Posted August 30th, 2011

Last week-end I was paddling in the Boundary Waters, across lakes, down lazy rivers, past beds of water lilies and generally reveling in gentle, fresh water. Then I arrived home to news of hurricanes, tropical storms and floods. The contrast between my experience and that of friends and family in New England couldn’t be more striking and I thought: Water: can’t live with it and can’t live without it! It made me think of the ways water impacts our lives and the folktales that have grown up around this experience.

There are so many folktales and myths about floods that I could not possibly begin to list them, but one website summarizes literally more than a hundred flood myths from the entire world. Another authoritative text on the subject is David Leeming’s, The Oxford Companion to World Mythology.”  Check out the chapter titled “Flood.”

Because of the events this weekend, I initially thought of stories about too much water. One terrific story is “The Legend of the Monsoon Rains” by Sherry Garland. This is a Vietnamese tale found in Children of the Dragon and tells of how the Lord of the Seas returns yearly to try and win a princess he cannot have, and so sends torrential winds and rains in retaliation.

Why the Sun and the Moon Live in the Sky by Niki Daly is a Nigeran folktale where Sun, an adventurous roamer, lives on earth with Moon, who is rather a homebody. When Sun invites Sea and all her children to visit them, Sea floods the house and forces Sun and Moon into the sky, where they have been to this very day.

Another story about too much water is Anne Rockwell’s The Boy Who Wouldn’t Obey. This is a Mayan tale about the god of the rainstorms named Chac who dives down to earth to steal a child and gets more than he bargained for. The boy causes endless trouble and when he steals the god’s rain-making tools, he unintentionally wreaks havoc with the weather, ala Tomie de Paola’s Big Anthony who couldn’t make the pasta pot stop cooking!

Another famous story about battling water is the Dutch legend, The Boy Who Held Back the Sea (Thomas Locker). This is a retelling of a traditional Dutch folktale about a little boy who spotted a dangerous hole in a dyke, put his finger in the hole, stayed all night and thus kept the town safe.
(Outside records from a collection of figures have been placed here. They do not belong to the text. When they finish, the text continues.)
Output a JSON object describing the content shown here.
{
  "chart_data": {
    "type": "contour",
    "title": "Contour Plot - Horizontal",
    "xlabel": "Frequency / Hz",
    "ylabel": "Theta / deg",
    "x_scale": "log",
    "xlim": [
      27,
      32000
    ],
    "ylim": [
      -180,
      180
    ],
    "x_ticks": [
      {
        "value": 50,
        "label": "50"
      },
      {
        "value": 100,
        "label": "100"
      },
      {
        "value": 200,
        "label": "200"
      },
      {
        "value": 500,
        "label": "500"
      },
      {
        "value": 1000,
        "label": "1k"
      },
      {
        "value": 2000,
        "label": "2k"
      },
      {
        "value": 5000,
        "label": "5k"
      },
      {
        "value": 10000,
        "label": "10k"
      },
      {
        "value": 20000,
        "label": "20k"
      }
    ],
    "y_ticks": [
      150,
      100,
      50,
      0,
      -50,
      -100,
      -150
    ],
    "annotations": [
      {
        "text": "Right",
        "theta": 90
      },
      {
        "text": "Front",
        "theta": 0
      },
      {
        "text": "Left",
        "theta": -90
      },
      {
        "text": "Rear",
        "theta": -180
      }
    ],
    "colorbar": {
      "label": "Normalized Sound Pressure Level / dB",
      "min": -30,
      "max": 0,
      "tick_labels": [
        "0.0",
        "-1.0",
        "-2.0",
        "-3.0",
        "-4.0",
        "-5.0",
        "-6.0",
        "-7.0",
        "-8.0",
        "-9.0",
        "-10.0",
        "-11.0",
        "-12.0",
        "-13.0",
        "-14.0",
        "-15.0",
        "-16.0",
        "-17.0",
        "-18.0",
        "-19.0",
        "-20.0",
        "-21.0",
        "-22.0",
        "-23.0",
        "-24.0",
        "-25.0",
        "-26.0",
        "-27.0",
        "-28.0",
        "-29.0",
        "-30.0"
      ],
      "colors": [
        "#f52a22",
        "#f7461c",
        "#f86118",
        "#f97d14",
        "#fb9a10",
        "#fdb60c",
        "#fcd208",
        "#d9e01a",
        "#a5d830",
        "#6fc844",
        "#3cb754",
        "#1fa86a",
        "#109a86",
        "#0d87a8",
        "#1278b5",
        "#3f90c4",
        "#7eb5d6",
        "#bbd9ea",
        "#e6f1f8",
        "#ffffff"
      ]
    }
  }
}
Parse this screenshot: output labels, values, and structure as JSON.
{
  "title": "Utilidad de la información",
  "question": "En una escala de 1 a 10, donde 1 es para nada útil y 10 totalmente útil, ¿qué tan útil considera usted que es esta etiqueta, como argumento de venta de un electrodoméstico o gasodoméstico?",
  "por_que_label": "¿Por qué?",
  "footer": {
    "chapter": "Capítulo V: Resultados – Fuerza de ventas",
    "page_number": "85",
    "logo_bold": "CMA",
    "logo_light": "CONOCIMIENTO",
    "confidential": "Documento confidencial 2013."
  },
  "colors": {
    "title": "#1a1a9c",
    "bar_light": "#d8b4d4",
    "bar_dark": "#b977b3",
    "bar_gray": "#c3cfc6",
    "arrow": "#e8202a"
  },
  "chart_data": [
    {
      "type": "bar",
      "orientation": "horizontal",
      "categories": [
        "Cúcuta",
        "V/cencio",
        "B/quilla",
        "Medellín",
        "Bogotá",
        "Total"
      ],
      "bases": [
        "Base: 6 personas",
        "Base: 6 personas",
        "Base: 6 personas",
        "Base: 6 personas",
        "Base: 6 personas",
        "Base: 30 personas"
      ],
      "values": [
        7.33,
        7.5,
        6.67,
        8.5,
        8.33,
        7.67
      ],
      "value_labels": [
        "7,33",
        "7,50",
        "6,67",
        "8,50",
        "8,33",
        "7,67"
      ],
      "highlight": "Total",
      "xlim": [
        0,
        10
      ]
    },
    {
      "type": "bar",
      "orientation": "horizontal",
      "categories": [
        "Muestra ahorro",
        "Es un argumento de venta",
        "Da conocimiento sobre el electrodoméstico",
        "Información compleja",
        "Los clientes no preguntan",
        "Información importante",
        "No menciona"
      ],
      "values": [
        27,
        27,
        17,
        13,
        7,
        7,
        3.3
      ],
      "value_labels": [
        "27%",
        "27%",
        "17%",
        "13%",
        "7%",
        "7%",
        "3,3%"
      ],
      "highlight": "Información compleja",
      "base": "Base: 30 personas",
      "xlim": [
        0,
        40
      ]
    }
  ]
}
A number of folktales deal with the opposite phenomenon, drought. Not surprisingly, the arid regions of the world have a number of tales on this subject. I have always loved Bringing the Rain to Kapiti Plain by Verna Aardema, which is a cumulative story with the rhythm and repetition of “The House That Jack Built” and tells the story of how Ki-pat brings rain to the parched Kapiti Plain.

“The Return of the Clouds,” by Susan Milord in Tales of the Shimmering Sky is a Pueblo tale from western New Mexico. It is a compelling story about a nasty monster named Cloud Eater that eats all the clouds and causes terrible droughts. A young boy finds a way to get rid of Cloud Eater and eventually returns the clouds to the sky.

Another interesting folktale is Rain Player by David Wisniewski. In this story a young Mayan ballplayer defies the priest’s prophecy of a drought and challenges the rain god to a game of pok-a-tok, which is a Mayan basketball/soccer game played on an outdoor court. In the end, the boy outperforms the rain god and the god rewards him by sending gentle showers after his victories on the court.

So, stories about too much or too little water—take your pick.